Ohioan Neil Armstrong was treated to a hero’s welcome after he became the first man to walk on the surface of the moon on July 20, 1969. One of the treasures he received is a gold model of the Lunar Lander hand crafted by Cartier Jewelers. The model is now preserved in the collections of the Ohio Historical Society.
The race to send a manned flight to the moon began in 1961 when President John F. Kennedy declared that the United States would be “landing a man on the moon and returning him safely to Earth” before 1970. Armstrong commanded the Apollo II mission and was the first astronaut to step foot on the lunar surface. This achievement inspired the imagination and admiration of the nation and the world. Many have called the moon mission the crowning achievement of the twentieth century. Armstrong and his fellow Apollo II astronauts, Command Module Pilot Michael Collins and Lunar Module Pilot Edwin Eugene “Buzz” Aldren, Jr., were welcomed back to Earth to cheers from around the globe. An estimated 500 million people watched the event on television, making it the largest audience amassed to that day.
President Richard Nixon and Vice President Spiro T. Agnew honored each of the men with a presidential Medal of Freedom at a state dinner in August. Soon after, the astronauts launched a 45-day “Giant Leap” tour to 25 countries, including Great Britain and France.
The French newspaper, Le Figaro, presented three jeweled miniatures of the legendary Lunar Lander, The Eagle, to each of the astronauts. Tiny stairs, antennas, satellite dishes and finely detailed legs adorn the gimbal-mounted jet engine module. It is a replica of the innovative design that included a single downward-thrusting jet engine module accompanied by smaller motors for careful maneuvering to the lunar surface. A U.S. flag above the inscription “United States,” and a logo consisting of a quill and “F,” adorn the body on a plaque with the French “Les Lecteurs du Journal (The Readers of the Newspaper) / Le Figaro” and the name of each astronaut. Cartier’s insignia on cream silk is found within the red display case stamped in gold along with a concealed microfilm inside the Lander revealing the contributors to the gift.

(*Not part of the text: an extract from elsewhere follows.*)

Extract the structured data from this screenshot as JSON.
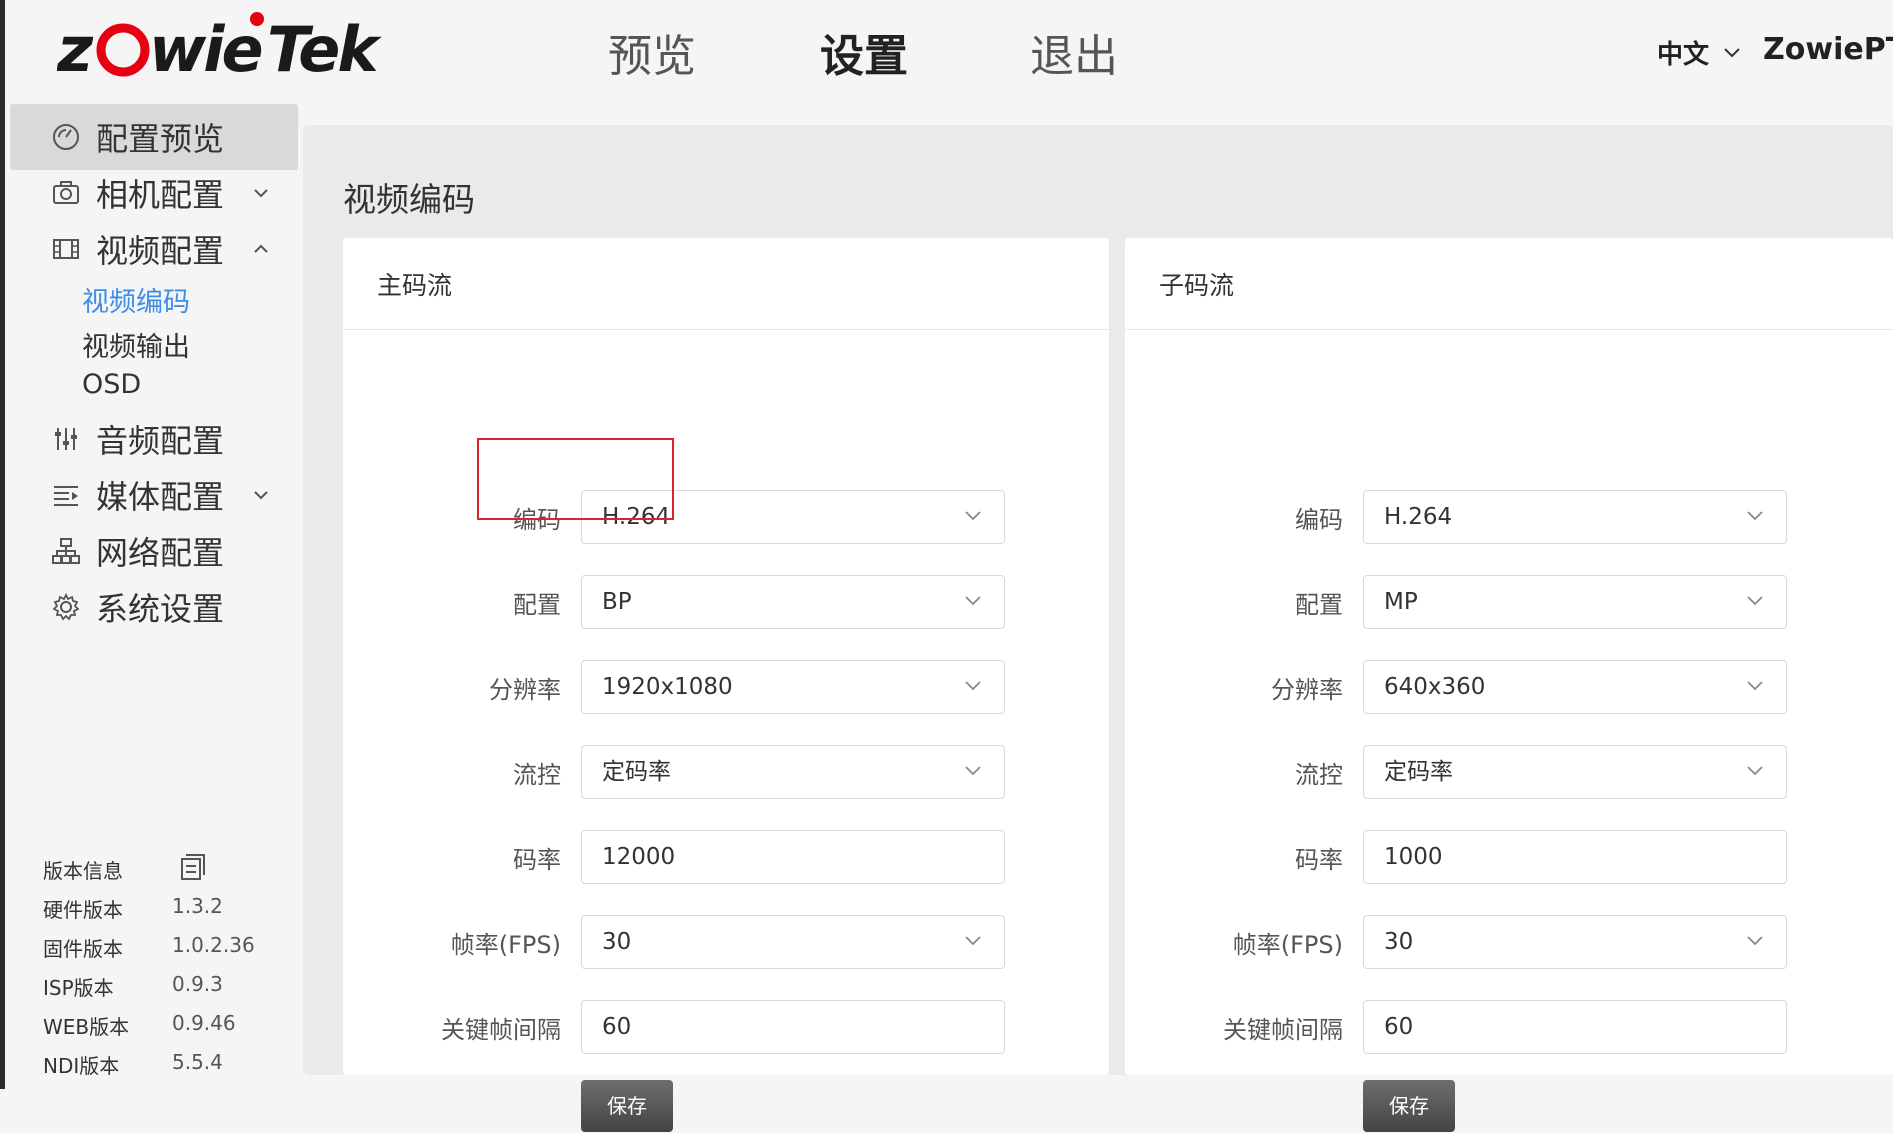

Cartier is borrowing the Lunar Lander from the Ohio Historical Society for a traveling exhibit celebrating the 100th anniversary of Cartier in North America. The exhibit will display Neil Armstrong’s Lunar Lander along with 50 jewels and objects that highlight the Cartier history since 1909, when the jeweler first opened its doors in New York. The exhibition will take place within Cartier boutiques in New York, Chicago and Los Angeles this summer. The display of the Lunar Lander model is timely as the world commemorates the 40th anniversary of the moon landing in July.